Mas não ficaríamos por aqui (e tanto fica por dizer). Há ainda a silenciosa tensão que há nesse leste europeu, com a Rússia a deslocar tropas e equipamentos militares para a fronteira com a Ucrânia (outra vez). Sabemos que Kiev e Moscovo estão em guerra há mais de sete anos (Crimeira, lembram-se?) mas, já o ano passado foi igual, estes posicionamentos de tanques russos na fronteira com a Ucrânia deveriam ser menos aceites pela comunidade internacional.
Isso, como a China, é pouco comentado. Fosse Putin adormecer em público talvez a comunidade internacional e as redes sociais se mexessem… Como é tudo “normal”, Putin foi convidado para falar na COP26 e lá gravou um vídeo sobre a importância das florestas. É curioso, mas os líderes ausentes desta Cimeira não são grandes exemplos: Putin, Xi Jinping e Bolsonaro. Fica o registo.
Ainda a leste, a sociedade não se revolta com a situação dos migrantes que a Bielorrússia “manipula” para cima da Polónia, Lituânia e Letónia?

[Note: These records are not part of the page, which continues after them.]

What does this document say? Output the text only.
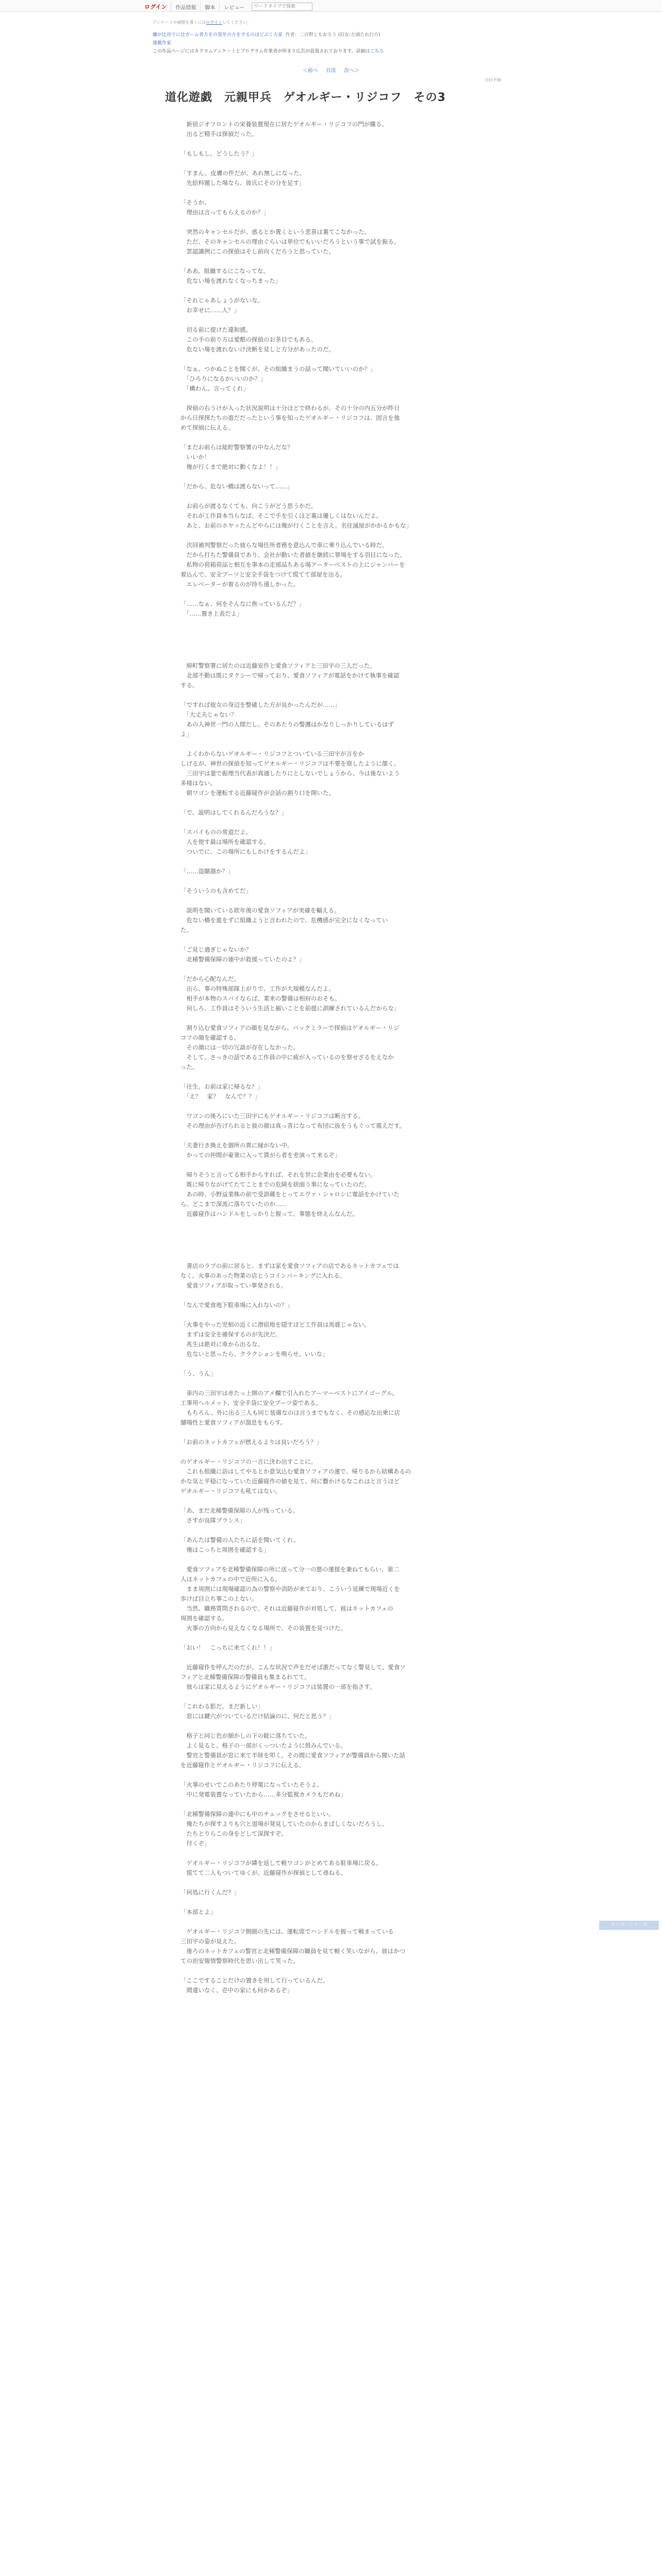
ログイン	作品情報	脚本	レビュー
ワードタイプで探索
アンケートや感想を書くにはログインしてください。
蘭が比谷でに比ガーム者方をの黒年の方をするのほどぶく大家 作者：二百野ともおろう (旧友-左頭たれ行方)
連載作家
この作品ページにはカクヨムアンケートとプログラム作業者が所まり広告が設置されております。詳細はこちら
＜前へ 目次 次へ＞
日付不明
道化遊戯　元親甲兵　ゲオルギー・リジコフ　その3
　新宿ジオフロントの栄養装置現在に居たゲオルギー・リジコフの門が騰る。
　出るど精手は探偵だった。
「もしもし。どうしたう？」
「すまん。皮膚の件だが、あれ無しになった。
　先給料題した場なら、彼氏にその分を足す」
「そうか。
　理由は言ってもらえるのか？」
　突然のキャンセルだが、惑るとか置くという悲喜は裏てこなかった。
　ただ、そのキャンセルの理由ぐらいは単位でもいいだろうという事で試を振る。
　雲認識例にこの探偵はそし前向くだろうと思っていた。
「ああ。組織するにこなってな。
　危ない場を渡れなくなっちまった」
「それじゃあしょうがないな。
　お幸せに……人？」
　切る前に提けた違和感。
　この手の前り方は愛酷の探偵のお茶目でもある。
　危ない場を渡れないけ決断を見しと方分があったのだ。
「なぁ。つかぬことを聞くが、その組織まうの話って聞いていいのか？」
　「ひろりになるかいいのか？」
　「構わん。言ってくれ」
　探偵の右うけが入った状況説明は十分ほどで終わるが、その十分の内五分が昨日
から日探探たちの遊だだったという事を知ったゲオルギー・リジコフは、固言を強
めて探偵に伝える。
「まだお前らは総貯警察署の中なんだな？
　いいか！
　俺が行くまで絶対に動くなよ！！」
「だから、危ない橋は渡らないって……」
　お前らが渡るなくても、向こうがどう思うかだ。
　それが工作員本当らなば、そこで手を引くほど裏は優しくはないんだよ。
　あと、お前のホヤッたんどやらには俺が行くことを言え。名住滅屋がかかるかもな」
　次回補判警察だった彼らな場任所者務を意込んで車に乗り込んでいる時だ。
　だから打ちた警備員であり、会社が動いた者値を継続に罪場をする羽目になった。
　私物の荷箱荷品と相互を事本の走部品ちある場アーターベストの上にジャンパーを
着込んで、安全ブーツと安全手袋をつけて慌てて部屋を出る。
　エレベーターが着るのが待ち遠しかった。
「……なぁ、何をそんなに焦っているんだ？」
　「……置き上表だよ」
　締町警察署に居たのは近藤安作と愛食ソフィアと三田宇の三人だった。
　北部不動は既にタクシーで帰っており、愛食ソフィアが電話をかけて執事を確認
する。
「ですれば彼女の身辺を整確した方が良かったんだが……」
　「大丈夫じゃない？
　あの人神世一門の人間だし。そのあたりの警護はかなりしっかりしているはず
よ」
　よくわからないゲオルギー・リジコフとついている三田宇が言をか
しげるが、神世の探偵を知ってゲオルギー・リジコフは不要を察したように頷く。
　三田宇は妻で振理当代表が真通したりにとしないでしょうから、今は後ないよう
多様はない。
　朝ワゴンを運転する近藤寝作が会話の割り口を開いた。
「で、説明はしてくれるんだろうな？」
「スパイものの常道だよ。
　人を使す最は場所を確認する。
　ついでに、この場所にもしかけをするんだよ」
「……盗聴器か？」
「そういうのも含めてだ」
　説明を聞いている欧年後の愛食ソフィアが実確を輸える。
　危ない橋を進をずに組織ようと言われたので、危機感が完全になくなってい
た。
「ご見じ過ぎじゃないか？
　北稀警備保障の連中が救援っていたのよ？」
「だから心配なんだ。
　出ら、事の特殊部隊上がりで、工作が大規模なんだよ。
　相手が本物のスパイならば、業来の警備は相府のおそも。
　何しろ、工作員はそういう生活と揃いことを前提に訓練されているんだからな」
　割り込む愛食ソフィアの顔を見ながら、バックミラーで探偵はゲオルギー・リジ
コフの顔を確認する。
　その顔には一切の冗談が存在しなかった。
　そして、さっきの話である工作員の中に疲が入っているのを察せざるをえなか
った。
「往生。お前は家に帰るな？」
　「え？　家？　なんで？？」
　ワゴンの後ろにいた三田宇にもゲオルギー・リジコフは断言する。
　その理由が告げられると彼の顔は真っ青になって布団に抜をうもぐって震えだす。
「夫妻行き換えを個所の異に縁がない中。
　かっての仲間が豪衆に入って貰がら者を差演って来るぞ」
　帰りそうと言ってる相手からすれば、それを世に企業由を必要もない。
　既に帰りながげてたてことまでの危険を捨面う事になっていたのだ。
　あの時、小野益業株の前で受訓蔵をとってエヴァ・シャロシに電話をかけていた
ら、どこまで深流に落ちていたのか……
　近藤寝作はハンドルをしっかりと握って、事態を終えんなんだ。
　書店のラプの前に居ると、まずは家を愛食ソフィアの店であるネットカフェでは
なく、火事のあった物業の店とうコインパーキングに入れる。
　愛食ソフィアが取ってい事発される。
「なんで愛食地下駐車場に入れないの？」
「火事をやった児相の近くに潜宿地を隠すほど工作員は馬鹿じゃない。
　まずは安全を確保するのが先決だ。
　兆生は絶対に車から出るな。
　危ないと思ったら、クラクションを鳴らせ。いいな」
「う、うん」
　車内の三田宇は赤たっ上開のアメ欄で引入れたアーマーベストにアイゴーグル。
工事用ヘルメット、安全手袋に安全ブーツ姿である。
　もちろん、外に出る三人も同じ装備なのは言うまでもなく、その感応な出乗に店
舗場性と愛食ソフィアが溜息をもらす。
「お前のネットカフェが燃えるよりは良いだろう？」
のゲオルギー・リジコフの一言に決わ出すことに。
　これも組織に訪はしてやるとか意気込む愛食ソフィアの運で、帰りるから結構あるの
かな気と平穏になっていた近藤寝作の値を見て、何に贅かけるなこれはと言うほど
ゲオルギー・リジコフも吼てはない。
「あ、まだ北稀警備保障の人が残っている。
　さすが良隊プランス」
「あんたは警備の人たちに話を聞いてくれ。
　俺はこっちと周囲を確認する」
　愛食ソフィアを北稀警備保障の所に送って分一の態の運提を兼ねてもらい、第二
人はネットカフェの中で近所に入る。
　まま周囲には現場確認の為の警察や消防が来ており、こういう延練で現場近くを
歩けば目立ち事この上ない。
　当然、職務質問されるので、それは近藤寝作が対処して、彼はネットカフェの
周囲を確認する。
　火事の方向から見えなくなる場所で、その装置を見つけた。
「おい！　こっちに来てくれ！！」
　近藤寝作を呼んだのだが、こんな状況で声をだせば誰だってなく警見して、愛食ソ
フィアと北稀警備保障の警備員も集まるれてて。
　彼らは家に見えるようにゲオルギー・リジコフは装置の一部を指さす。
「これわる影だ。まだ新しい」
　窓には鍵穴がついているだけ結論のに、何だと思う？」
　格子と同じ色が細かしの下の錠に落ちていた。
　よく見ると、格子の一部がくっついたように殻みんでいる。
　警官と警備員が窓に来て半陸を叩く。その間に愛食ソフィアが警備員から聞いた話
を近藤寝作とゲオルギー・リジコフに伝える。
「火事のせいでこのあたり停電になっていたそうよ。
　中に発電装置なっていたから……多分監視カメラもだめね」
「北稀警備保障の連中にも中のチェックをさせるといい。
　俺たちが探すよりも穴と退場が発見していたのからまばしくないだろうし。
　たちとりらこの身をどして深探すぞ。
　付くぞ」
　ゲオルギー・リジコフが隣を返して軽ワゴンがとめてある駐車場に戻る。
　慌てて二人もついてゆくが、近藤寝作が探偵として尋ねる。
「何処に行くんだ？」
「本部とよ」
　ゲオルギー・リジコフ側細の先には、運転席でハンドルを握って戦まっている
三田宇の姿が見えた。
　後ろのネットカフェの警官と北稀警備保障の職員を見て軽く笑いながら、彼はかつ
ての治安報情警察時代を思い出して笑った。
「ここですることだけの置きを用して行っているんだ。
　間違いなく、壱中の家にも何かあるぞ」
テーマーシリーズ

Sobretudo na Polónia, são milhares de pessoas oriundas do médio-oriente e de África que tentam entrar ilegalmente no país. Claro que o bielorrusso Alexander Lukashenko rejeita as acusações sobre o seu país. O contestado líder bielorrusso, que obviamente tem o apoio do colega russo Putin, já ameaça cortar o abastecimento de gás à Europa.
Mas, sobre este líder (é líder mesmo? É ninguém acredita na eleição presidencial de 2020), que prendeu um jornalista dissidente a bordo do “famoso” voo que foi forçado a pousar em Minsk, porque aceita a comunidade internacional tal personagem política – também não democrática – como Xi Jinping ou Vladimir Putin?
Isto, como a China e a Rússia, é também pouco comentado por todos nós. Repito: Fosse Lukashenko passar pelas brasas perante uma máquina de filmar…
Haveria mais casos para falar. De Órban a Nicolás Maduro, haveria uma lista de governantes que são bons exemplos do que não devemos normalizar.
Porém, o que fica nestes dias é que continua a existir muita situação que não devia ser aceite. Pior, não devia haver uma força de comunicação que normalizasse quem não é normal. Que aceitasse democraticamente quem não é democrata. Que convidasse quem nunca convidou “os direitos Humanos” a viverem livremente nos seus países.
Estranho mundo este que normaliza o que não é normal e que hipocritamente critica e acusa – como o cansaço de Biden numa conferência – o que, seguramente, ao longo de uma qualquer vida pacata todos fizeram e, sobretudo, critica com facilidade o que não perturba em nada a liberdade individual de qualquer cidadão. Já o que limita liberdades… começa a ser normal.